I am pretty certain that, over time, southern-based authors/poets/journalists etc. have waxed lyrical about the South and rubbished the North, and VICE VERSA. However, Maconie does seem to labour a point that suggests this is almost entirely a one-way street, that all Southerners are called Tarquin and Arabella and loll about all day drinking frappacinos. Lazy stereotyping, in much the same way that we are led to believe that all Northern folk are gritty, salt-of-the earth types who are rich in humour and thatn only one half of the country ever does an honest day's work.

 

I have no axe to grind against anyone from North or South, but Maconie does lay it on with a trowel about the South where, despite his continual references to his left-wing politics and love of all things Northern, he has managed to harvest a fairly good living.

 

I find a lot of the content contradictory in that, when describing how Wainwright wrote about, and fell in love with, the Lake District, by all accounts all he did write about for the most part, yet when describing how someone like John Betjeman wrote pieces eulogising London or the South, manages to make this come across as the North being ignored yet again.
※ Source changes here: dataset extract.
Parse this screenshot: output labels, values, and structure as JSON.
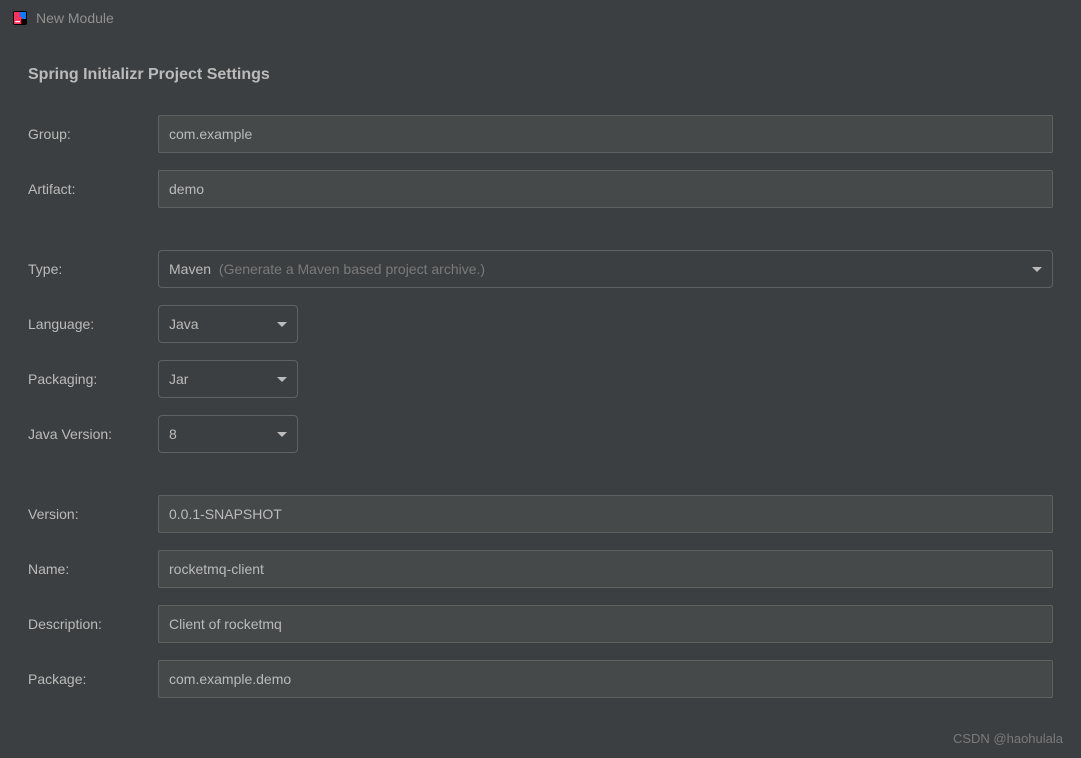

Many authors/poets write about what they know, just because they don't write about the area you want them to write about doesn't make it wrong or disrespectful.

 

There was material to like about the book, Maconie produces some laugh-out-loud moments along the way from what are essentially some very ordinary humdrum aspects of day-to-day life, but overall the 'class' thing just gets in the way too much.

 

Will I go in search of more Maconie? I've followed him in HIS search for Middle England and The North, but jury is out at present.